Author, Owner, Reviewer and Approver

DLesterB

Registered
I've seen similar threads on the Forum, but most are outdated, and the following question not definitively answered:
Document Control for Medical Device (21 CFR 820 and ISO 13485) - can a document author/owner also be the document final approver?

Here's the gist,
As the only person in the organization with med device experience/expertise, I was tasked to implement a compliant device-specific QMS from scratch. The challenge is the prevailing thought that I am the only employee capable of writing effective device QMS procedures, while also being the only employee qualified to evaluate these procedures to ensure compliance with med device regulations/standards and the QMS I am currently constructing. There are 2 other quality assurance staff (Pharma experienced) who I've just recently trained on 21 CFR 820 (vs. 21 CFR 210/211 that they are familiar with).

Our document approval process requires identification of the document author/owner, an approver (someone with pertinent quality system process experience), and a final QA approver (ensures compliance with applicable regulations/standards and the Management System). The other two QA staff do not feel qualified to perform the author/owner or QA Approver functions, but feel they have enough GMP quality system process knowledge to serve as the 'middle' approver.

So, to rephrase the question, would an auditor accept a document control process where quality management system procedures written and owned by a medical device SME are also approved for compliance with medical device regulations/standards and the associated QMS by that same SME? Or would that process be verboten as an auditor would view that as someone approving their own work?

Discuss........
 

Miner

Forum Moderator
Leader
Admin
I am not experienced in the medical device field, but you posted in a general forum, so I will post some things to consider.

Procedures should be written by a subject matter expert, which you appear to be, but does the approver need to be a subject matter expert? Do they personally need to know whether the procedure meets the requirements when they approve it, or do they rely on your expertise that it does meet the requirements and by approving the procedure, they simply authorize its use (i.e., agree to abide by and follow the procedure)?

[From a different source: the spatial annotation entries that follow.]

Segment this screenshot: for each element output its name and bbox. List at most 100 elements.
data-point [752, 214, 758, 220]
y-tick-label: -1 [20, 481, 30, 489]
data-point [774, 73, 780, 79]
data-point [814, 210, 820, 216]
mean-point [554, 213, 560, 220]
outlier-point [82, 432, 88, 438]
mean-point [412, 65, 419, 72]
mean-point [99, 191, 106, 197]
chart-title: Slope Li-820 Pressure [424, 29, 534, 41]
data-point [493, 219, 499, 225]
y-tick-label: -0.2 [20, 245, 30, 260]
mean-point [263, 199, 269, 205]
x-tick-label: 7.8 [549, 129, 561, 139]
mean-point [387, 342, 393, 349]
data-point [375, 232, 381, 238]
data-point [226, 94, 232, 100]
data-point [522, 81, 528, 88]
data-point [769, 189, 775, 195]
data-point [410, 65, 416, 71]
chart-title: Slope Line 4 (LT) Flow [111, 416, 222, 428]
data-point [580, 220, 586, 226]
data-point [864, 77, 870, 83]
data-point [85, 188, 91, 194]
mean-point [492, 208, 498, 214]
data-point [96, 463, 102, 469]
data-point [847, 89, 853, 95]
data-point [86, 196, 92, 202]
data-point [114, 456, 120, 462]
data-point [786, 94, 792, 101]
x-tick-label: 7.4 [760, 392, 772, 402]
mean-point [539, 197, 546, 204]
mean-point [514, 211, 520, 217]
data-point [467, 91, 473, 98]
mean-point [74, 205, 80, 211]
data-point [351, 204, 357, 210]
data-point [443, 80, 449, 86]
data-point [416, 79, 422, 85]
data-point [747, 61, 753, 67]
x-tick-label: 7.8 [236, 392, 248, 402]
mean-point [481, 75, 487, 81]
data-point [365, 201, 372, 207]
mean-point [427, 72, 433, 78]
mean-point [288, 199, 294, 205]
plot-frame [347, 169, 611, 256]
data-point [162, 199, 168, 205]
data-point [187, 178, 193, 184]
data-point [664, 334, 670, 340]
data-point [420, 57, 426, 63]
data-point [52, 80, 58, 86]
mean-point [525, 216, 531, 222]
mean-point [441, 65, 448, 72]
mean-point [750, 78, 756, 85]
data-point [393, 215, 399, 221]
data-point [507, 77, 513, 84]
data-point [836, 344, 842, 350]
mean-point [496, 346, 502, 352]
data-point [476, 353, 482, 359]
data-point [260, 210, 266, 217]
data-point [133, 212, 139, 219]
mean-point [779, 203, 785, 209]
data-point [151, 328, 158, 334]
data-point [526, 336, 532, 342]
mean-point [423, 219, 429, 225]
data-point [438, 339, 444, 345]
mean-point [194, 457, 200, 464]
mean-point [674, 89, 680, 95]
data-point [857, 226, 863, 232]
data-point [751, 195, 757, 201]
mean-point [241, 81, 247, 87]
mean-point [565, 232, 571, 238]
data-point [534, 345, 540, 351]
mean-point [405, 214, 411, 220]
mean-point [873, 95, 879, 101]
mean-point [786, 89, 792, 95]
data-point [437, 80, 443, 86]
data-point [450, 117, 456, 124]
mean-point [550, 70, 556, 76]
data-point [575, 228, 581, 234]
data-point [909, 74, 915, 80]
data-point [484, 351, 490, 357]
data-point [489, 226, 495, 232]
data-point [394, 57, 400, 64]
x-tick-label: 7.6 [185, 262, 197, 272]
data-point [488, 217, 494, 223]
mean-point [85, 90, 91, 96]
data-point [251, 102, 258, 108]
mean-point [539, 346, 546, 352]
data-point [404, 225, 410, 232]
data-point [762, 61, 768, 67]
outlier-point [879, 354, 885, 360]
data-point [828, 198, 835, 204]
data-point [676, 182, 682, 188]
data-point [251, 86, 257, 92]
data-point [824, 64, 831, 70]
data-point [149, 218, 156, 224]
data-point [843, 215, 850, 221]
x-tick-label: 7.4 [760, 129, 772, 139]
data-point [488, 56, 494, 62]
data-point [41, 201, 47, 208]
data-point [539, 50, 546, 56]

As a comparison, when an engineering manager approves a design, they do not go back and perform all the design calculations but rely on their design engineer's expertise. They are simply authorizing the release of the design. That may include verifying that certain key elements were completed, but they do not check everything.

You may want to spell out the expectations for each role in your document approval process.
 

DLesterB

Registered
Thanks both, I am currently implementing Miner's suggestion and clarifying the role/responsibility for each activity to define exactly what is required.